Call for ‘punitive’ taxes to ease housing crisis

The Government will need to start considering “punitive” tax measures to help resolve the worst of the housing crisis because current policies are not working, according to Alan McQuaid, chief economist at Merrion Capital.

Mr McQuaid said despite warnings that demand-driven incentives such as the help-to-buy scheme, announced by then finance minister Michael Noonan in the budget last October, were making matters worse.

He said hefty tax sanctions, either through introducing increased levels of property tax or by other means, should instead target investors who were hoarding houses.

Such taxes could be introduced alongside other measures, including taxing developers and vacant ready-to-build development sites they have left idle to tap rising home prices, to boost supply, said Mr McQuaid.
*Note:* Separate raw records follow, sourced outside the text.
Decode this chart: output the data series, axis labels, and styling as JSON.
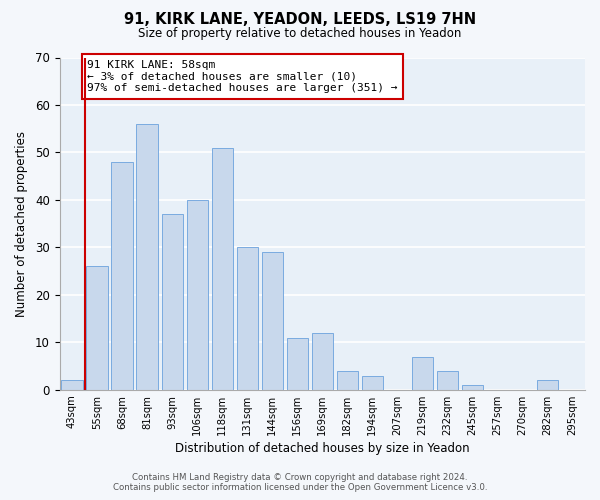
{
  "title": "91, KIRK LANE, YEADON, LEEDS, LS19 7HN",
  "subtitle": "Size of property relative to detached houses in Yeadon",
  "xlabel": "Distribution of detached houses by size in Yeadon",
  "ylabel": "Number of detached properties",
  "categories": [
    "43sqm",
    "55sqm",
    "68sqm",
    "81sqm",
    "93sqm",
    "106sqm",
    "118sqm",
    "131sqm",
    "144sqm",
    "156sqm",
    "169sqm",
    "182sqm",
    "194sqm",
    "207sqm",
    "219sqm",
    "232sqm",
    "245sqm",
    "257sqm",
    "270sqm",
    "282sqm",
    "295sqm"
  ],
  "values": [
    2,
    26,
    48,
    56,
    37,
    40,
    51,
    30,
    29,
    11,
    12,
    4,
    3,
    0,
    7,
    4,
    1,
    0,
    0,
    2,
    0
  ],
  "bar_color": "#c8d8ec",
  "bar_edge_color": "#7aabe0",
  "ylim": [
    0,
    70
  ],
  "yticks": [
    0,
    10,
    20,
    30,
    40,
    50,
    60,
    70
  ],
  "property_line_color": "#cc0000",
  "annotation_title": "91 KIRK LANE: 58sqm",
  "annotation_line1": "← 3% of detached houses are smaller (10)",
  "annotation_line2": "97% of semi-detached houses are larger (351) →",
  "annotation_box_color": "#ffffff",
  "annotation_box_edge": "#cc0000",
  "footer_line1": "Contains HM Land Registry data © Crown copyright and database right 2024.",
  "footer_line2": "Contains public sector information licensed under the Open Government Licence v3.0.",
  "plot_bg_color": "#e8f0f8",
  "fig_bg_color": "#f4f7fb"
}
“The measures used to now are to boost the demand side by offering tax incentives for people to buy homes but clearly it hasn’t worked,” he said.

“The Government needs to introduce punitive tax increases for owners of several homes, if your main goal is to have a person who owns the house living in the house.”

Mr McQuaid said he acknowledges the proposals could have negative effects on some landlords.

The call comes as the latest CSO survey showed home prices were rising at a rapid rate, both in Dublin and in other parts of the country.

Overall, all types of residential property prices across the State rose by almost 12% in May from a year earlier. Prices in Dublin increased by an average 11.2%, while prices outside the capital climbed 12.8%.

“The bulk of this acceleration has come in the past six months as policy measures in the shape of the Government’s help-to-buy (HTB) scheme and an easing of the Central Bank’s loan to value limits boosted demand relative to supply,” said Austin Hughes, chief economist at KBC Bank Ireland.

Charles Gallagher, executive chairman at Abbey, the stock market-listed builder of houses in Ireland, Britain, and Czech Republic, said that abandoning the HTB scheme would not improve matters.

“It has only been in place in Ireland a few months. Getting rid of the HTB will delay the recovery by a year or two,” Mr Gallagher told the Irish Examiner.

On calls for taxes on investors and developers, he said that any such measures would be “ill-conceived”.

Mr Gallagher criticised Government actions in Ireland because “there is no one really directly setting targets”, saying he would like to see a more “assertive” action.

Providing houses in Ireland should be less of a problem than in England, he said, adding that investment in road infrastructure in recent years should make it easier to build up around towns.

We “ought to see some improvement in three years and significant progress in five”, Mr Gallagher said on the progress in tackling the housing crisis.

Dermot O’Leary, chief economist at Goodbody, said: “An intense debate has developed recently on the reasons for the recent acceleration in price growth, with a particular focus on the impact of the Government’s help-to-buy scheme.

“While HTB may be having some impact, the proportion of transactions that are eligible for this scheme is too small to explain the recent acceleration in price inflation, in our view.”